Wide vector instructions don't come free. When a core executes AVX-512 (and to a lesser extent AVX2) instructions, it activates a much larger swath of silicon — 512-bit ALUs, wider data paths, and additional FMA units. That silicon draws more current than the chip's voltage regulators can sustain at peak turbo frequency, so the CPU downclocks the offending core (and on older Skylake/Cascade Lake, the entire socket) to stay within its power and thermal envelope.

Intel divides instructions into three "license levels":

• License 0: scalar and light 128/256-bit code — full turbo.
• License 1: heavy 256-bit (AVX2 FMA) or light 512-bit — moderate downclock (~200–400 MHz).
• License 2: heavy 512-bit (AVX-512 FMA) — aggressive downclock, sometimes 30–40% off base.

The transition isn't instant. The core enters the lower license immediately upon executing a qualifying instruction, but it stays in that license for roughly 2 milliseconds after the last one — a hysteresis window so the voltage rail doesn't oscillate. So a single stray AVX-512 instruction in a tight scalar loop can crater throughput for millions of cycles afterward.

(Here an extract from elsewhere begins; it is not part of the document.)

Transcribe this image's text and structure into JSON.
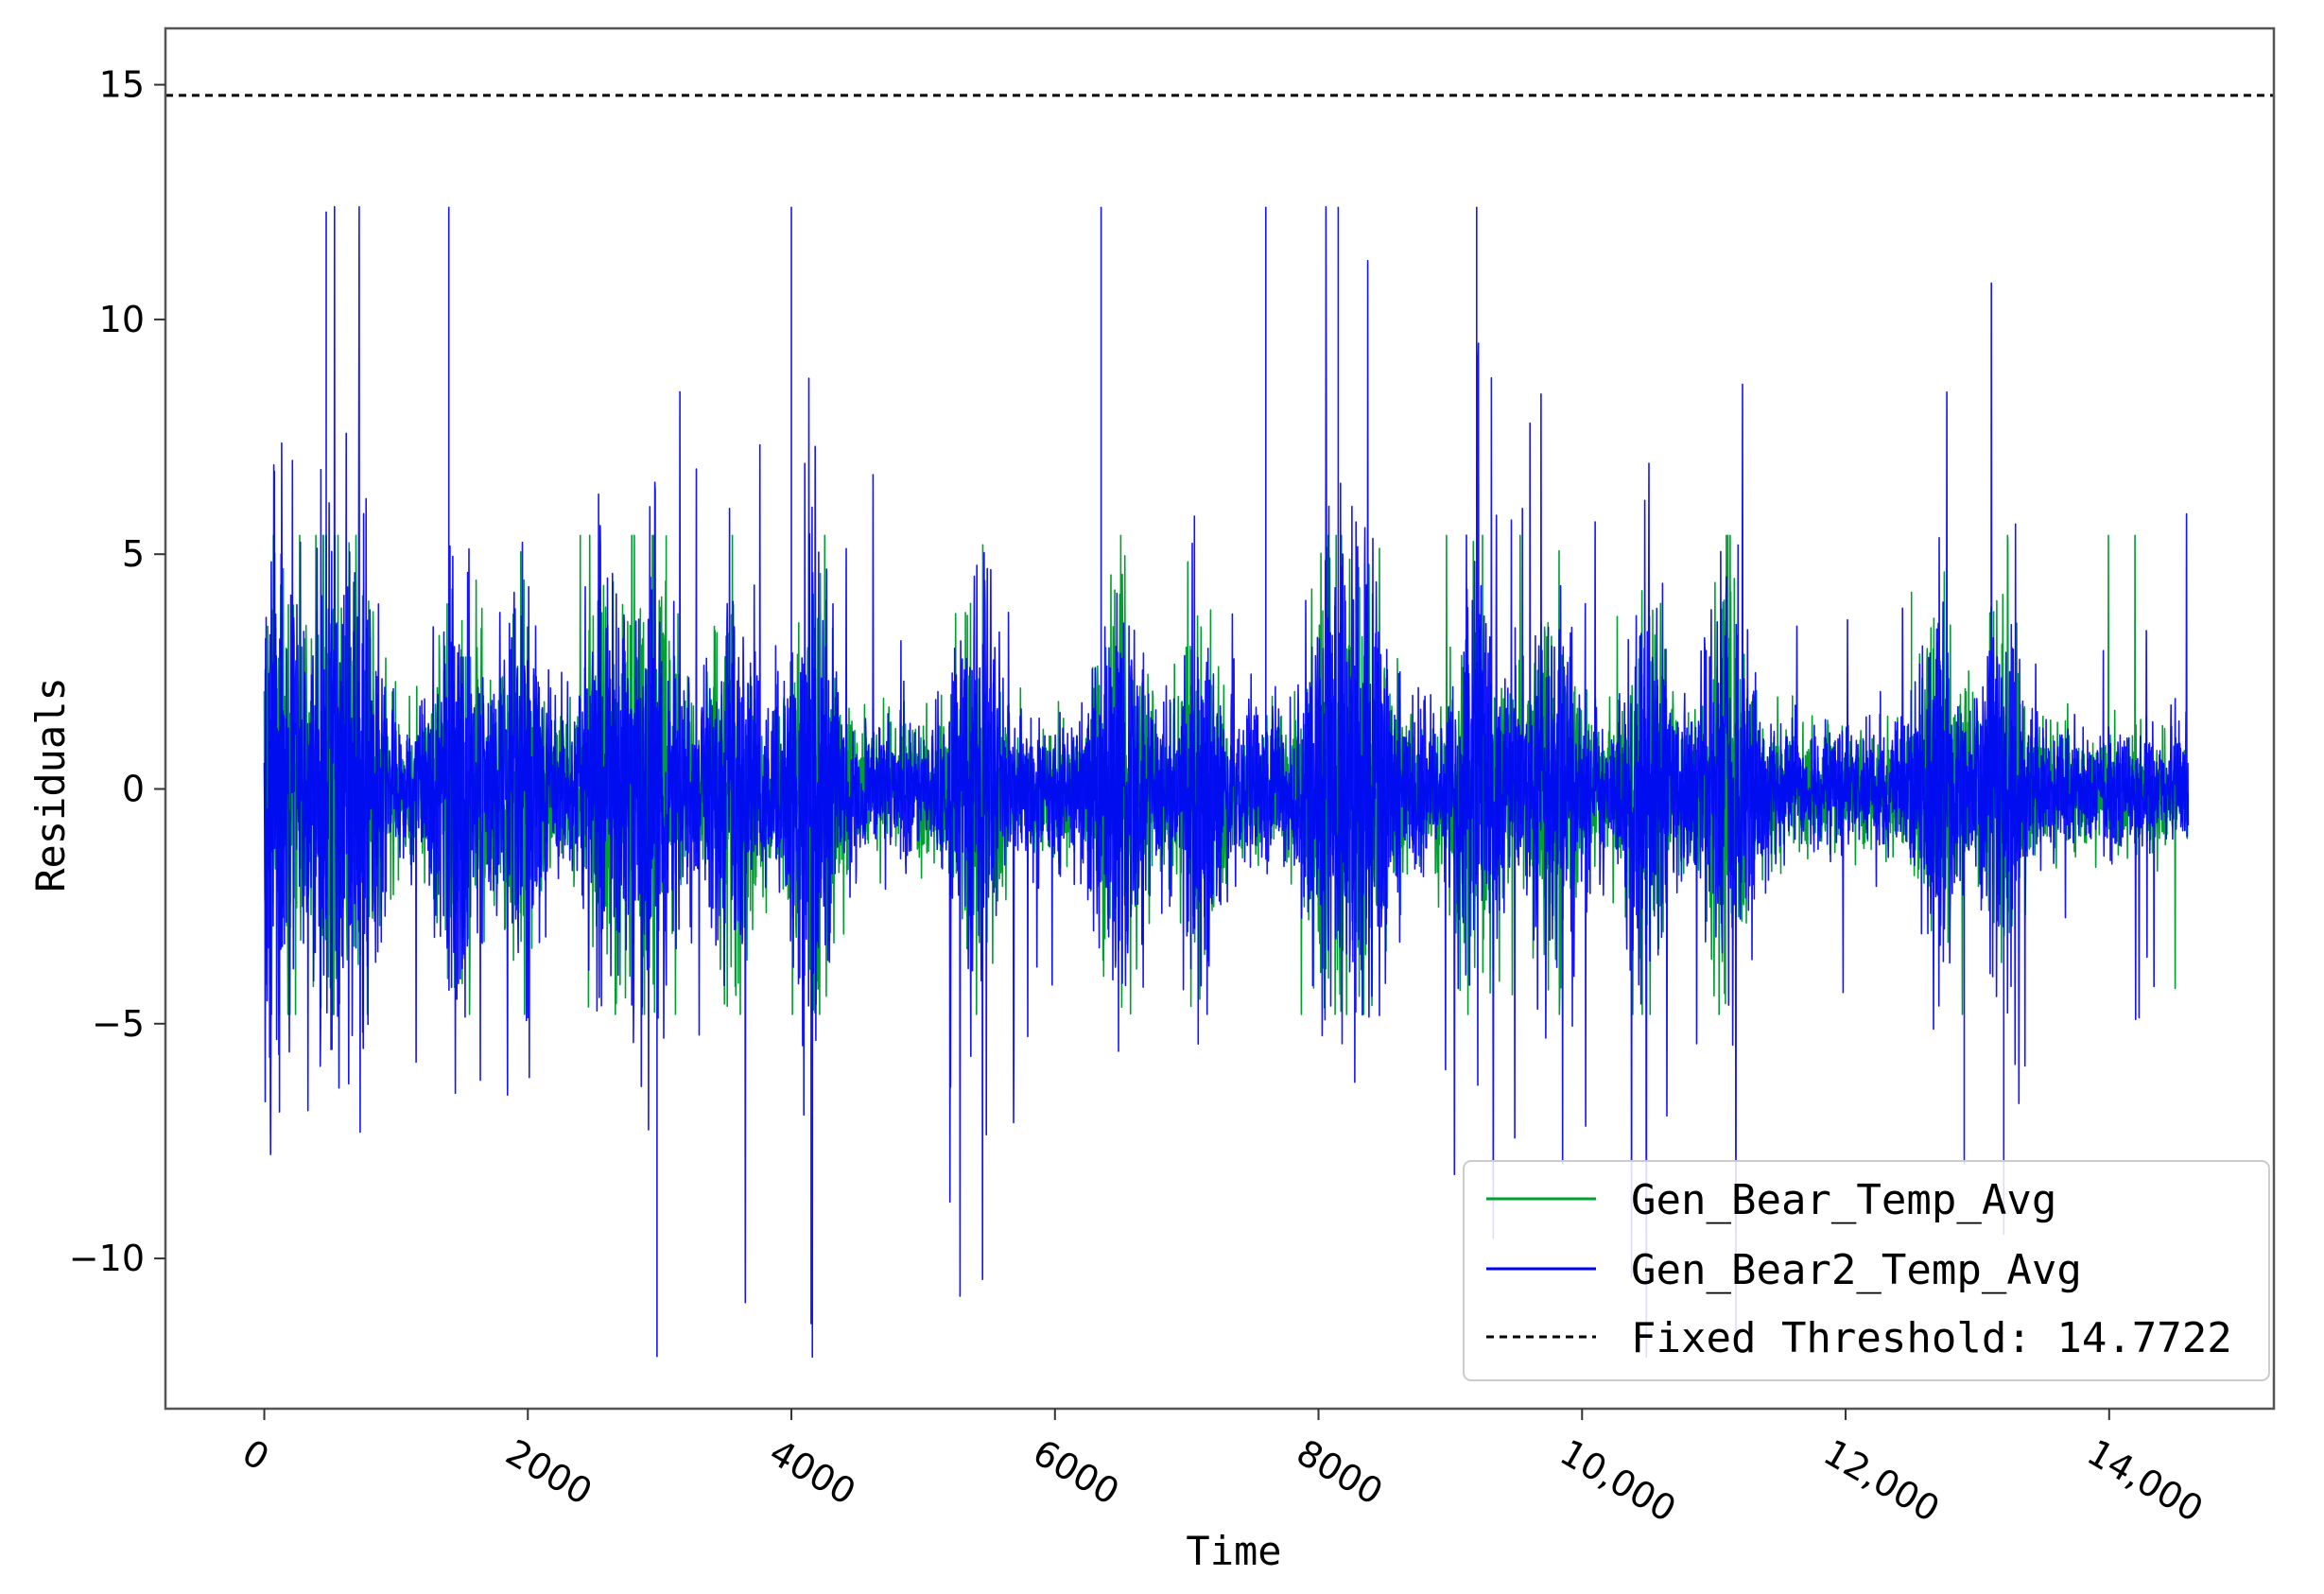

Real-world example: glibc's memcpy on Skylake-X used AVX-512 for large copies. A web server doing one big memcpy per request would knock the core into License 2; subsequent scalar request-parsing code ran at 2.4 GHz instead of 3.5 GHz until the 2 ms window expired. Cloudflare measured this in production and disabled AVX-512 in their build — the scalar penalty on hot paths outweighed the vectorized memcpy win. The same issue bit numpy users who saw single-threaded scripts get slower after upgrading to AVX-512-enabled BLAS.

Rule of thumb: AVX-512 pays off only when the vectorized region runs for at least ~20 µs of continuous SIMD work. Below that, the frequency penalty during the surrounding scalar code (lasting 2 ms) dwarfs the speedup. Compute the breakeven: if vectorization is 3× faster but the core runs at 0.75× frequency for 2 ms afterward, you need ~500 µs of scalar work after the SIMD region to break even.

Ice Lake and newer chips reduced the penalty dramatically — per-core voltage domains mean one core's AVX-512 no longer drags down its neighbors, and the downclock magnitude shrank. Sapphire Rapids made the License 2 penalty nearly negligible. But you still need to cat /proc/cpuinfo | grep avx512 and check the microarchitecture before assuming wide vectors are a win.